Serment présidentiel et Sénat: une zone de risque constitutionnel à ne pas ignorer
La révision constitutionnelle opérée par la loi n° 2025-20 du 17 décembre 2025 continue de produire ses effets juridiques, parfois là où on ne les attendait pas.

Parmi les angles morts qui émergent, une question sensible mérite une attention immédiate: celle de la conformité constitutionnelle de la prestation de serment du Président de la République élu en 2026, au regard de la création du Sénat.
Depuis l’entrée en vigueur de cette réforme, la Constitution béninoise consacre un nouvel organe institutionnel, le Sénat, dont les attributions sont notamment précisées aux articles 57, 113-1 et 113-2. Mais au-delà de ses compétences, c’est son existence même qui devient déterminante dans le déroulement d’un acte républicain majeur : la prestation de serment du chef de l’État.
L’article 53 de la Constitution, dans sa rédaction issue de la réforme, est sans équivoque. Il dispose que le serment du Président de la République est reçu par le président de la Cour constitutionnelle, devant les autres membres de ladite Cour, l’Assemblée nationale, les bureaux du Sénat, de la Cour suprême et de la Cour des comptes.
La formulation est précise, cumulative et ne laisse place à aucune dérogation explicite.
Or, la même loi constitutionnelle précise, dans ses dispositions finales, qu’elle entre en vigueur dès sa promulgation et qu’elle est exécutée comme loi de l’État.
L’installation du Sénat antérieure à la prestation de serment
Selon le juriste Angelo Adelakoun, des dispositions qui précédent et en l’absence de dispositions transitoires suspendant ou aménageant l’application de l’article 53 pour l’élection présidentielle de 2026, il en découle une conséquence juridique claire : le Sénat doit être installé avant la prestation de serment du Président élu, et son bureau dûment constitué.
À défaut, le cérémonial constitutionnel ne pourrait être respecté dans sa forme intégrale.
Il est important d’insister sur un point souvent négligé dans le débat public. Le serment n’est pas reçu devant le Sénat en tant qu’institution abstraite, mais bien devant le bureau du Sénat.
Autrement dit, une installation partielle ou symbolique ne suffirait pas. L’organe doit être fonctionnel, avec un bureau régulièrement constitué, au moment de la prestation de serment.
Sur le plan juridique et institutionnel, aucun obstacle majeur ne semble pourtant s’opposer à cette installation préalable. L’article 113-3 de la Constitution prévoit clairement la composition du Sénat, avec des membres de droit désignés par le Président de la République et, de manière exceptionnelle, conjointement par le Président de la République et le Président de l’Assemblée nationale.
À ce jour, le Bénin dispose bien d’un Président de la République en exercice, Patrice Talon, et d’un Président de l’Assemblée nationale, Joseph Djogbénou, habilités à procéder aux désignations requises. Les membres de droit prévus par la Constitution existent également.

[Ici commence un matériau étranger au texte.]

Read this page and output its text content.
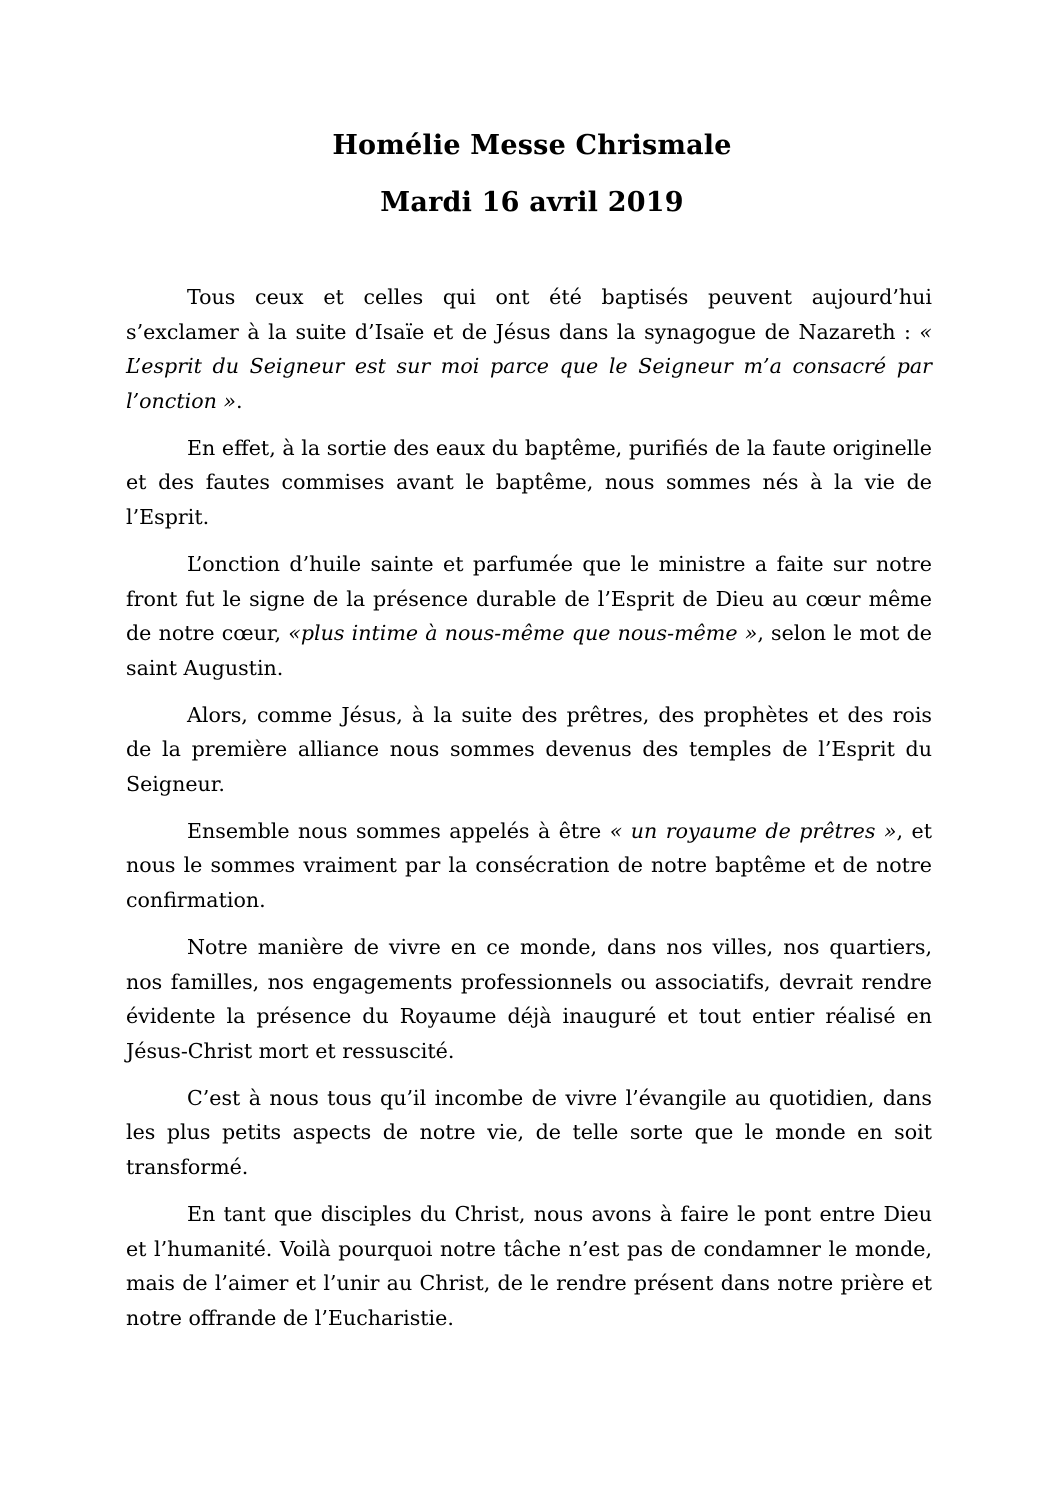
Homélie Messe Chrismale
Mardi 16 avril 2019

Tous ceux et celles qui ont été baptisés peuvent aujourd’hui s’exclamer à la suite d’Isaïe et de Jésus dans la synagogue de Nazareth : « L’esprit du Seigneur est sur moi parce que le Seigneur m’a consacré par l’onction ».

En effet, à la sortie des eaux du baptême, purifiés de la faute originelle et des fautes commises avant le baptême, nous sommes nés à la vie de l’Esprit.

L’onction d’huile sainte et parfumée que le ministre a faite sur notre front fut le signe de la présence durable de l’Esprit de Dieu au cœur même de notre cœur, «plus intime à nous-même que nous-même », selon le mot de saint Augustin.

Alors, comme Jésus, à la suite des prêtres, des prophètes et des rois de la première alliance nous sommes devenus des temples de l’Esprit du Seigneur.

Ensemble nous sommes appelés à être « un royaume de prêtres », et nous le sommes vraiment par la consécration de notre baptême et de notre confirmation.

Notre manière de vivre en ce monde, dans nos villes, nos quartiers, nos familles, nos engagements professionnels ou associatifs, devrait rendre évidente la présence du Royaume déjà inauguré et tout entier réalisé en Jésus-Christ mort et ressuscité.

C’est à nous tous qu’il incombe de vivre l’évangile au quotidien, dans les plus petits aspects de notre vie, de telle sorte que le monde en soit transformé.

En tant que disciples du Christ, nous avons à faire le pont entre Dieu et l’humanité. Voilà pourquoi notre tâche n’est pas de condamner le monde, mais de l’aimer et l’unir au Christ, de le rendre présent dans notre prière et notre offrande de l’Eucharistie.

Dès lors, la difficulté n’est ni juridique ni institutionnelle. Elle semble davantage relever d’un décalage entre l’agenda politique et les exigences constitutionnelles, a fait remarquer le juriste. Deux hypothèses peuvent être envisagées.

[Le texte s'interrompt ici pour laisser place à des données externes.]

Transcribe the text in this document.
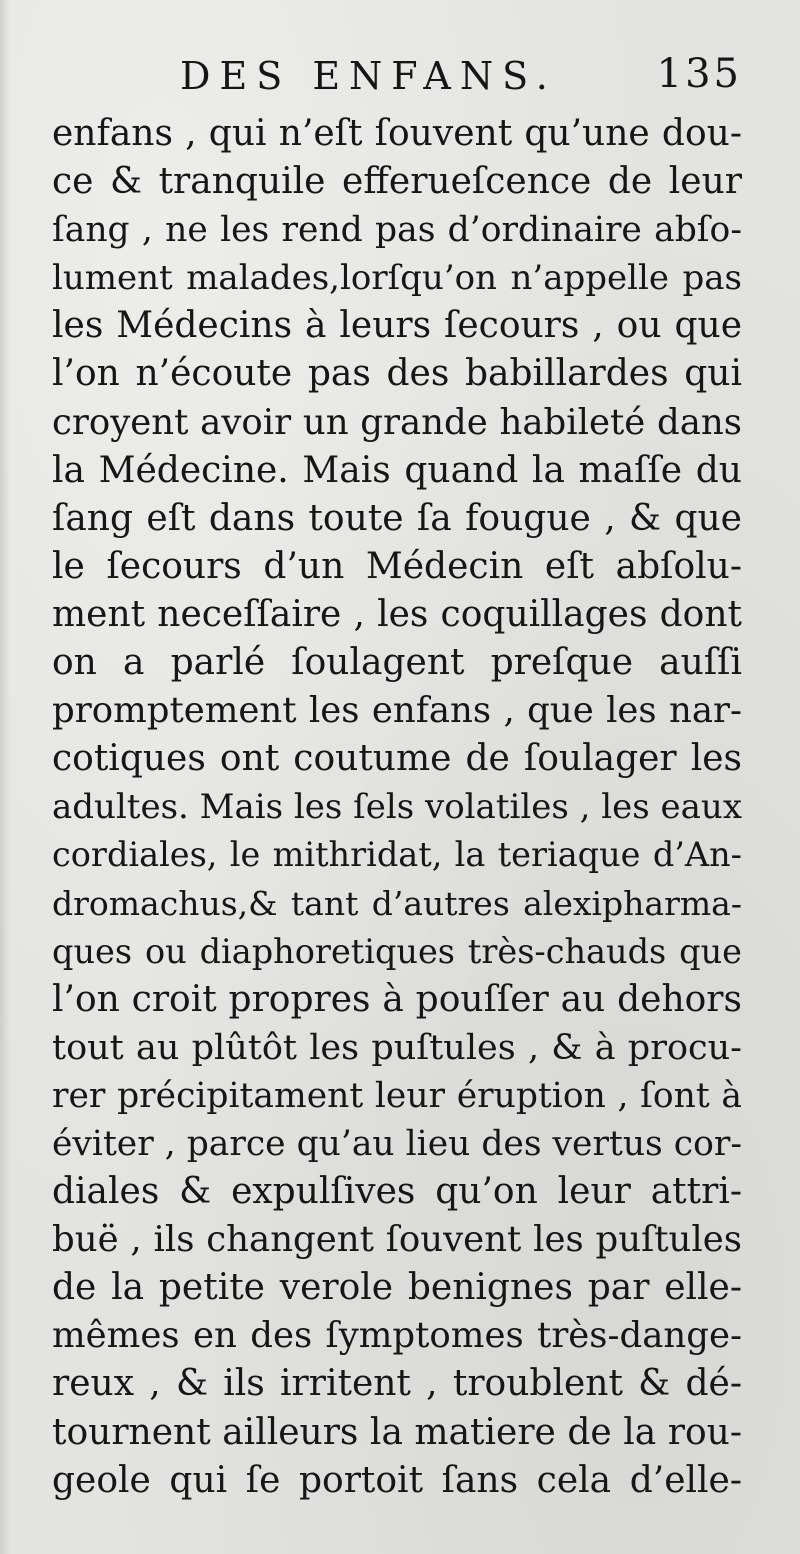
DES ENFANS. 135
enfans , qui n’eſt ſouvent qu’une dou-
ce & tranquile efferueſcence de leur
ſang , ne les rend pas d’ordinaire abſo-
lument malades,lorſqu’on n’appelle pas
les Médecins à leurs ſecours , ou que
l’on n’écoute pas des babillardes qui
croyent avoir un grande habileté dans
la Médecine. Mais quand la maſſe du
ſang eſt dans toute ſa fougue , & que
le ſecours d’un Médecin eſt abſolu-
ment neceſſaire , les coquillages dont
on a parlé ſoulagent preſque auſſi
promptement les enfans , que les nar-
cotiques ont coutume de ſoulager les
adultes. Mais les ſels volatiles , les eaux
cordiales, le mithridat, la teriaque d’An-
dromachus,& tant d’autres alexipharma-
ques ou diaphoretiques très-chauds que
l’on croit propres à pouſſer au dehors
tout au plûtôt les puſtules , & à procu-
rer précipitament leur éruption , ſont à
éviter , parce qu’au lieu des vertus cor-
diales & expulſives qu’on leur attri-
buë , ils changent ſouvent les puſtules
de la petite verole benignes par elle-
mêmes en des ſymptomes très-dange-
reux , & ils irritent , troublent & dé-
tournent ailleurs la matiere de la rou-
geole qui ſe portoit ſans cela d’elle-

La première serait celle d’une inattention lors de la rédaction ou de l’adoption du texte constitutionnel, qui n’aurait pas anticipé l’enchaînement des calendriers institutionnels. La seconde, plus délicate, serait celle d’un choix politique assumé, quitte à solliciter ultérieurement une interprétation de la Cour constitutionnelle ou une nouvelle intervention du Parlement.
Au demeurant, la Constitution béninoise offre ici une solution simple, légale et immédiatement applicable : installer le Sénat et son bureau avant la prestation de serment du Président élu. Tout le reste relèverait non pas du droit, mais de l’acrobatie institutionnelle.
Mais quelle que soit la voie empruntée, une chose demeure : contourner ou réinterpréter a posteriori une exigence constitutionnelle aussi claire exposerait la cérémonie de prestation de serment à un risque sérieux de fragilisation juridique. Et dans un État de droit, les actes fondateurs du pouvoir exécutif ne peuvent se permettre la moindre approximation, a fait remarquer le juriste.